XC Spring Break Training

We ended the week with a strong showing out at Black Butte Ranch. There were some lifetime 5k PRs set, and a lot of season bests on the day. Even more impressive was how both teams raced as a unit. The girls team ran away with a strong and convincing 2nd place finish, and the boys finished 4th but only a few places off of 2nd. Overall, we are moving in the direction we want to be. In a short and condensed season, improvement week to week is impressive.

Clash in the Cascades Meet Results: https://www.athletic.net/CrossCountry/meet/188623/results

We will not be meeting as a team for spring break, but that doesn’t mean training stops. Please do your best to follow the training plan posted below. I want everyone to be able to do fun things and have family time, while still being able to get the training in. If you have any questions about the workouts please reach out to me! This week is a great opportunity to recharge mentally and physically, while still keeping our fitness high and staying sharp. I hope you all have an awesome spring break!

Spring Break Training

Monday 3/22- 30-45 minutes easy-moderate run. 6 Strides after run.

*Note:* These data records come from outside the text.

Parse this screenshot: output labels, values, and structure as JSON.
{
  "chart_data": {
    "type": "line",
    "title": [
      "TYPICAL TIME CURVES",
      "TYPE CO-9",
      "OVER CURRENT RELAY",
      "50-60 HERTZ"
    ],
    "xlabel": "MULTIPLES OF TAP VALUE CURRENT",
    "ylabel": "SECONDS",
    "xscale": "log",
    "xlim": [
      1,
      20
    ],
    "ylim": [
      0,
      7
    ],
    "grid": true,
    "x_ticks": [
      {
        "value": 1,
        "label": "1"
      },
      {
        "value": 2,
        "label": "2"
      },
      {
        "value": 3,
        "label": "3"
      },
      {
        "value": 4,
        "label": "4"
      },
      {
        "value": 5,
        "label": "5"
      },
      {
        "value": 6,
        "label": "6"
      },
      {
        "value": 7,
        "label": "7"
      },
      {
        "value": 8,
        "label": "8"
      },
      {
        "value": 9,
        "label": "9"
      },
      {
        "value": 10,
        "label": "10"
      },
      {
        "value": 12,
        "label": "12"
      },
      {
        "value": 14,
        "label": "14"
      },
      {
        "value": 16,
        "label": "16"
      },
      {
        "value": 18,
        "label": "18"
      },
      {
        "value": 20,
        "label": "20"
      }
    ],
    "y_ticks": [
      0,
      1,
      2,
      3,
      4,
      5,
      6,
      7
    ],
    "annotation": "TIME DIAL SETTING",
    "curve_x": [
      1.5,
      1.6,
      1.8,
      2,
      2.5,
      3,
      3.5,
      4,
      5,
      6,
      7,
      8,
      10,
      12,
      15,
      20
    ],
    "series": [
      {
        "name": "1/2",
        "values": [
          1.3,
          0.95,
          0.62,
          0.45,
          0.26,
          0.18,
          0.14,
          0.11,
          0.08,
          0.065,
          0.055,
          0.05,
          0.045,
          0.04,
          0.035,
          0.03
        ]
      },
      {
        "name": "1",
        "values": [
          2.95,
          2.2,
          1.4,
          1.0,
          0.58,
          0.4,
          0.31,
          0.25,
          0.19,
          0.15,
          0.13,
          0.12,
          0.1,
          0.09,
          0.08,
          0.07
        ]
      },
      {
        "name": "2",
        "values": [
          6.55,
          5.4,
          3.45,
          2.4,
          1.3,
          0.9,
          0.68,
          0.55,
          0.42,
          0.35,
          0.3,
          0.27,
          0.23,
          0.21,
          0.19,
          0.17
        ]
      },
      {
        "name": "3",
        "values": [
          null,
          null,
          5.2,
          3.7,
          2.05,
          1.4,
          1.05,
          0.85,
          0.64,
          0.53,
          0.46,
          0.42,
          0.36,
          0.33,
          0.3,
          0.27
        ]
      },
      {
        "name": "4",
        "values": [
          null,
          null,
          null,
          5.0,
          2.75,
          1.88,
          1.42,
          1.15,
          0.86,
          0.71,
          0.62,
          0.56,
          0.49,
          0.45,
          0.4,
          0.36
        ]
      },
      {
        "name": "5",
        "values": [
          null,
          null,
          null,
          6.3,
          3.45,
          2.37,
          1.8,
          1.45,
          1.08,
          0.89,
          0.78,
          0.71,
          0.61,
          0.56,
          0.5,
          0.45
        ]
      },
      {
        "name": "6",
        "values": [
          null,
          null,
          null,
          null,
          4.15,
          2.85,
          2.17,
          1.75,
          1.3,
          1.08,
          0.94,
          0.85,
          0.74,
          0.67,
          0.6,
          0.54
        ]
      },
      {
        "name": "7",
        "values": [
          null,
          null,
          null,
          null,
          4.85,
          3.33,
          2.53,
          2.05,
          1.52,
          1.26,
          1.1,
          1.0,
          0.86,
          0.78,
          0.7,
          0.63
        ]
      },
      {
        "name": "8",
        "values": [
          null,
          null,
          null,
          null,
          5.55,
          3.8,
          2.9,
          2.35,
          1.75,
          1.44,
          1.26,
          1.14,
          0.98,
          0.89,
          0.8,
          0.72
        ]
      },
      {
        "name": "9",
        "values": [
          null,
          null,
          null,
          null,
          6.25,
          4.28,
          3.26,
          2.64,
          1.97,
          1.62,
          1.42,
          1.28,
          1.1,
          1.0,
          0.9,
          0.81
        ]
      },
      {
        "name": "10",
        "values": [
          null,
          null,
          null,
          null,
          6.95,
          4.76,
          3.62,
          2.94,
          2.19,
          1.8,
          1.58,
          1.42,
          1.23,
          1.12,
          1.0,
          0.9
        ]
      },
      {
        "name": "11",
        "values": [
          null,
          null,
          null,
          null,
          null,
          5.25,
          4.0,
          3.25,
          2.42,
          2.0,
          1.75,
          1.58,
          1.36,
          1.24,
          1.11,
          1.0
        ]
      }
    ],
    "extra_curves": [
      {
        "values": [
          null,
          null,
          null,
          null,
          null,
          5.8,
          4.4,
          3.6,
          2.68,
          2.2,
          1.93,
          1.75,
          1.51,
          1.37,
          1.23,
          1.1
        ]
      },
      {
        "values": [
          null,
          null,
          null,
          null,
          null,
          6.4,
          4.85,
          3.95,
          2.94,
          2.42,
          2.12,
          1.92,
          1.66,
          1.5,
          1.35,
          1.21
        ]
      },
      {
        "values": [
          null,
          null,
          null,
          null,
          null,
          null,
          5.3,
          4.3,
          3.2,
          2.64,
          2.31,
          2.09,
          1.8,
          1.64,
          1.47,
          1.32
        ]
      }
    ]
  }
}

Tuesday 3/23– 10×1 minute hill repeats @race effort. 5x30sec hill sprints. 15 minute warm-up and cool-down.

Wednesday 3/24– 30-40 minutes Recovery run. Go by feel, listen to your body!

Thursday 3/25– 30-40 minutes easy-moderate run. 4 Strides after run.

Friday 3/26– Speed play workout: 3min-2min-1min-1min-2min-3min @race pace with 90 seconds rest in between each rep. Follow workout with 6×30 seconds fast to mimic finishing kick! 10 minute warm-up and cool-down.

Saturday/Sunday– Take one day off. Longer run for the other. 40-60mintues easy. If you’re feeling tired don’t force it, go with the shorter option.